Integrative Learning students present on food and hunger

Earlier this month, students from a variety of disciplines presented projects that examined the issue of food and hunger from multiple perspectives. They presented a variety of interesting and thoughtful takes on this difficult problem, including a mock proposal for a community garden plots along Pine Street, evaluations of the effectiveness of food assistance programs, interviews with individuals who had experienced food insecurity and tips for how to purchase healthy foods with limited budgets.

The projects are part of the college’s Integrative Learning program, which encourages students in areas such as English, Geography, English as a Second Language, Environmental Science and Sociology to study complex problems from a variety of perspectives. For the first time, students from both the Culinary and Applied Behavioral Science programs added perspectives to the topic.
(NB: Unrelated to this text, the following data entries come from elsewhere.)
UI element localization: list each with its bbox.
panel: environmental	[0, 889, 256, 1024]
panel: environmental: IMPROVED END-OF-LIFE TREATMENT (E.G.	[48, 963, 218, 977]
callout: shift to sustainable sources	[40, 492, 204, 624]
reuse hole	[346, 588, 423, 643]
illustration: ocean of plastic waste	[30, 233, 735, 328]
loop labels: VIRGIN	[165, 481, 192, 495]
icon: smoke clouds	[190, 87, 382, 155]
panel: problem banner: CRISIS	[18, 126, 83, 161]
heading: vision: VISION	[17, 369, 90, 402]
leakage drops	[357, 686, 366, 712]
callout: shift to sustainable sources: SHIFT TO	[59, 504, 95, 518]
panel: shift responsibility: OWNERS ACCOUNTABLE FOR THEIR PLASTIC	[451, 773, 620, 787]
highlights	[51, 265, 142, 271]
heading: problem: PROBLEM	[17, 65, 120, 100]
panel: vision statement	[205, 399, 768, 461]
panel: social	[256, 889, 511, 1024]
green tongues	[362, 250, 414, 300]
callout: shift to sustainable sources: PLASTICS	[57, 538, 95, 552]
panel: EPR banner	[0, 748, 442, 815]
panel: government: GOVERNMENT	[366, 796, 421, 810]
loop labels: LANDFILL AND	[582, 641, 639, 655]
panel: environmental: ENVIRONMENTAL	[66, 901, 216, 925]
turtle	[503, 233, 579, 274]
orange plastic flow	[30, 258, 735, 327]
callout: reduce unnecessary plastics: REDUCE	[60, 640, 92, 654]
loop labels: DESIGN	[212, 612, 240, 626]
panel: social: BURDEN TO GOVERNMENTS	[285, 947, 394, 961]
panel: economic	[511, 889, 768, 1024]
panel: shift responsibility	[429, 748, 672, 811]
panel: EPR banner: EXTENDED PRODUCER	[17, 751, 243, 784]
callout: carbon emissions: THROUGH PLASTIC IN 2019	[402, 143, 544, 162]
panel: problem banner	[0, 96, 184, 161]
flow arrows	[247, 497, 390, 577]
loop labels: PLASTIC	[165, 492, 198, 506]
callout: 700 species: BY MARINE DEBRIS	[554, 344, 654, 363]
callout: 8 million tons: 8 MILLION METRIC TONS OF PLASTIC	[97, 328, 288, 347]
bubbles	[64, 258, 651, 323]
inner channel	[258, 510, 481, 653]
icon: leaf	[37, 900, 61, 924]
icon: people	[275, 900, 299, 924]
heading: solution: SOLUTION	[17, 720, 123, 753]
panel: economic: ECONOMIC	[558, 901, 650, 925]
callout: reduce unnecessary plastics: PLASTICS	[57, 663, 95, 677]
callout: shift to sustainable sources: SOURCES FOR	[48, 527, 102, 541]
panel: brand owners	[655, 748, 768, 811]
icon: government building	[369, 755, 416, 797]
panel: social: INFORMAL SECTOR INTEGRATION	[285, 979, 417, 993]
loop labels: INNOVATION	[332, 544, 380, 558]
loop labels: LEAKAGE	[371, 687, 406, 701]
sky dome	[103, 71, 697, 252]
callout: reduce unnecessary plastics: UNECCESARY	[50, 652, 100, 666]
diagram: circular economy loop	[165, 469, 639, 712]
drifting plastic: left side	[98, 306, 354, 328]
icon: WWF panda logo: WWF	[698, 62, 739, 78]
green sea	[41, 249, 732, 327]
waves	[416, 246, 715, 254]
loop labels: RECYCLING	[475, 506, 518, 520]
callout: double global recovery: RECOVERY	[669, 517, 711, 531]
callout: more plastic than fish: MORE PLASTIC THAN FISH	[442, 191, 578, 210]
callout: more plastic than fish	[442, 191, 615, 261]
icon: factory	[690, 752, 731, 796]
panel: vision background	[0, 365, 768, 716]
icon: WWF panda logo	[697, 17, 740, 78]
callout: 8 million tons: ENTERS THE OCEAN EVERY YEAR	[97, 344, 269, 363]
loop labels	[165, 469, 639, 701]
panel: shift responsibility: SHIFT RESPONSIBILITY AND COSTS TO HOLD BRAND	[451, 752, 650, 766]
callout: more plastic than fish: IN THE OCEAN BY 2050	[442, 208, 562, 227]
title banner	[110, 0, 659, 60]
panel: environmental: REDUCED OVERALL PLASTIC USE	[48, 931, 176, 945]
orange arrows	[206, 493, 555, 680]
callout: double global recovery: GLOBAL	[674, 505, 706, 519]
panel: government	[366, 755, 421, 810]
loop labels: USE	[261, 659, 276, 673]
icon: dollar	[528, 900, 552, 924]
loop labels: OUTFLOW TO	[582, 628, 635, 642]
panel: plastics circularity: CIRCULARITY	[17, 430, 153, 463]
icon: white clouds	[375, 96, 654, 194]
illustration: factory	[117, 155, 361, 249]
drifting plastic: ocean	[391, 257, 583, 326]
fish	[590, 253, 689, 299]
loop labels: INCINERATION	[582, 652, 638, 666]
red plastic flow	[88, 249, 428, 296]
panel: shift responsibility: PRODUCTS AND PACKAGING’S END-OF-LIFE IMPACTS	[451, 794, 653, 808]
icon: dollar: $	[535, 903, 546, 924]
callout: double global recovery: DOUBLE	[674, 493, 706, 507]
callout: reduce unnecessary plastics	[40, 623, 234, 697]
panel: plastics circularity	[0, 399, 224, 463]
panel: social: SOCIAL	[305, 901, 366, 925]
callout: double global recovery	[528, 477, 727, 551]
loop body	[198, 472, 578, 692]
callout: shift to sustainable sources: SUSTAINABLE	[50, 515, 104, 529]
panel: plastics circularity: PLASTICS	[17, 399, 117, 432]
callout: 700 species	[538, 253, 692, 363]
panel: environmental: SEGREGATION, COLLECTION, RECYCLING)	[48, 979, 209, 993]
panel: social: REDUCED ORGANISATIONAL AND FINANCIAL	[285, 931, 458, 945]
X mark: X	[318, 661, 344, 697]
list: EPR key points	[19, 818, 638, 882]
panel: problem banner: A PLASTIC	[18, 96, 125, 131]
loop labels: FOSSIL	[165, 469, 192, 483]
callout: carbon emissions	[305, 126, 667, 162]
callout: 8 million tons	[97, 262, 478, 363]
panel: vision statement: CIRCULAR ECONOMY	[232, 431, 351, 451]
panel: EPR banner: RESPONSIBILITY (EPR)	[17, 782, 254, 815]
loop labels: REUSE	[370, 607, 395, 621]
“It seemed at least 35 percent of students had experienced food insecurity at some point, which made many of the projects very personal,” said Sociology instructor Greg Hinckley. “Presentations seemed more conversational than in previous quarters and it was nice to have that variety.”

Integrated Learning projects started ten years ago as a complement to the Coordinated Studies Program (CSP), which offers immersive courses on a single topic that incorporate coursework from multiple disciplines. Since some students cannot fit CSPs into their schedule, the idea of Integrated Learning projects was born.